Overview

Osimertinib and Locally Ablative Radiotherapy in Patients With Synchronous Oligo-metastatic EGFR Mutant NSCLC (STEREO)

Status:
Not yet recruiting
Trial end date:
2026-03-01
Target enrollment:
0
Participant gender:
All
Summary
STEREO is single-arm phase II study, which aims to evaluate the safety and efficacy of osimertinib combined with early locally ablative radiotherapy of all cancer sites in patients with synchronous oligo-metastatic (primary tumour and maximum 5 metastases) EGFR-mutant (exon 19 deletion or exon 21 L858R) NSCLC. Eradication of all macroscopic cancer sites at the time of primary diagnosis by combined modality treatment is expected to decrease the risk of resistance development with only microscopic disease potentially remaining. This will result in an improvement of PFS and OS without added high-grade toxicity.
Phase:
Phase 2
Accepts Healthy Volunteers?
No
Details
Lead Sponsor:
European Thoracic Oncology Platform
Collaborator:
AstraZeneca
Treatments:
Osimertinib
Criteria
Inclusion Criteria:

- Histologically confirmed, treatment naïve EGFR-mutant NSCLC, with or without T790M
resistance mutation. Presence of the sensitising EGFR-mutation (exon 19 deletion
and/or exon 21 L858R) detected by an accredited laboratory.
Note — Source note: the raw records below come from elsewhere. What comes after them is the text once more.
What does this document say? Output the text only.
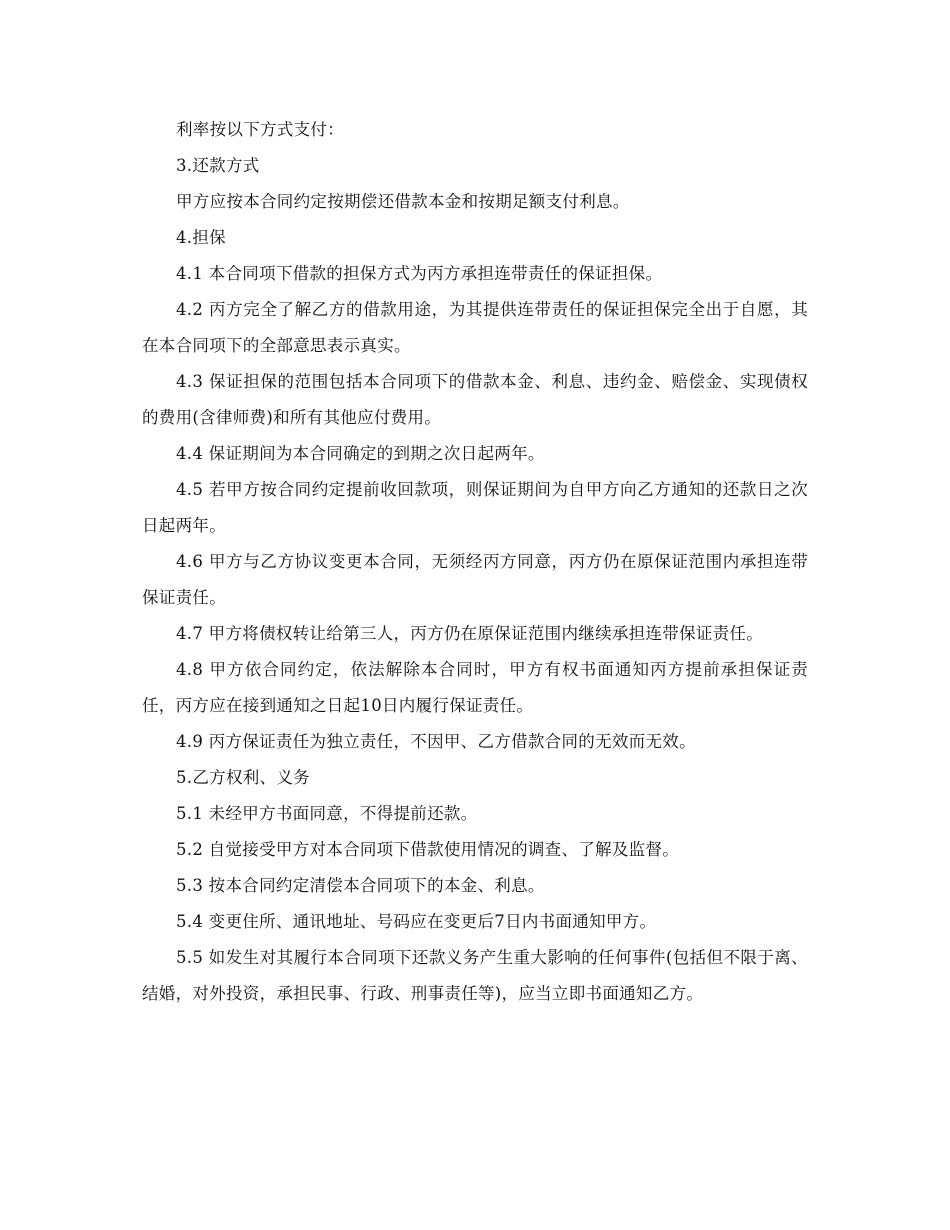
利率按以下方式支付：

3.还款方式

甲方应按本合同约定按期偿还借款本金和按期足额支付利息。

4.担保

4.1 本合同项下借款的担保方式为丙方承担连带责任的保证担保。

4.2 丙方完全了解乙方的借款用途，为其提供连带责任的保证担保完全出于自愿，其在本合同项下的全部意思表示真实。

4.3 保证担保的范围包括本合同项下的借款本金、利息、违约金、赔偿金、实现债权的费用(含律师费)和所有其他应付费用。

4.4 保证期间为本合同确定的到期之次日起两年。

4.5 若甲方按合同约定提前收回款项，则保证期间为自甲方向乙方通知的还款日之次日起两年。

4.6 甲方与乙方协议变更本合同，无须经丙方同意，丙方仍在原保证范围内承担连带保证责任。

4.7 甲方将债权转让给第三人，丙方仍在原保证范围内继续承担连带保证责任。

4.8 甲方依合同约定，依法解除本合同时，甲方有权书面通知丙方提前承担保证责任，丙方应在接到通知之日起10日内履行保证责任。

4.9 丙方保证责任为独立责任，不因甲、乙方借款合同的无效而无效。

5.乙方权利、义务

5.1 未经甲方书面同意，不得提前还款。

5.2 自觉接受甲方对本合同项下借款使用情况的调查、了解及监督。

5.3 按本合同约定清偿本合同项下的本金、利息。

5.4 变更住所、通讯地址、号码应在变更后7日内书面通知甲方。

5.5 如发生对其履行本合同项下还款义务产生重大影响的任何事件(包括但不限于离、结婚，对外投资，承担民事、行政、刑事责任等)，应当立即书面通知乙方。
- Synchronous oligo-metastatic stage IV disease (max 5 lesions)

- Measurable disease as defined according to RECIST v1.1

- All lesions amenable for radical radiotherapy according to local judgment

- Age ≥18 years

- ECOG performance status 0-2

- Life expectancy ≥12 months

- Adequate haematological, renal & liver function

- Women of childbearing potential, including women who had their last menstruation in
the last 2 years, must have a negative urinary or serum pregnancy test within 7 days
before enrolment.

- Written IC for protocol treatment

Exclusion Criteria:

- Prior chemotherapy, immunotherapy, radiotherapy or therapeutical surgery for NSCLC (an
exception is the resection and postoperative radiotherapy of the resection cavity of
CNS or adrenal metastases)

- More than 5 distant oligo-metastases (any second intra-thoracic lesion will count as a
distant metastasis; regional nodal metastases will not count towards 5
oligo-metastases) and more than 2 intra-thoracic lesions.

- Brain metastases not amenable for radiosurgery or neurosurgery

- Presence of leptomeningeal metastases

- Symptomatic spinal cord compression

- Extracranial metastatic locations not amenable for radical radiotherapy

- Currently receiving medications or herbal supplements known to be potent CYP3A4
inducers

- Any evidence of severe or uncontrolled systemic diseases

- Refractory nausea and vomiting, chronic gastrointestinal diseases, inability to
swallow the formulated product or previous significant bowel resection that would
preclude adequate absorption of osimertinib

- Any of the following cardiac criteria: QTcF >470 msec; Any clinically important
abnormalities in rhythm, conduction or morphology of resting ECG; Any factors that
increase the risk of QTc prolongation or risk of arrhythmic events

- Past medical history of Interstitial Lung Disease (ILD), drug-induced ILD, radiation
pneumonitis which required steroid treatment, or any evidence of clinically active ILD

- Idiopathic pulmonary fibrosis which is a contraindication to lung radiation.

- History of hypersensitivity to active or inactive excipients of osimertinib or drugs
with a similar chemical structure or class to osimertinib.

- Judgment by the investigator that the patient should not participate in the study if
the patient is unlikely to comply with study procedures, restrictions and requirements

- Women who are pregnant or in the period of lactation.

- Sexually active men and women of childbearing potential who are not willing to use an
effective contraceptive method during the trial and up to 6 weeks for women and up to
4 months for men, after the last osimertinib dose.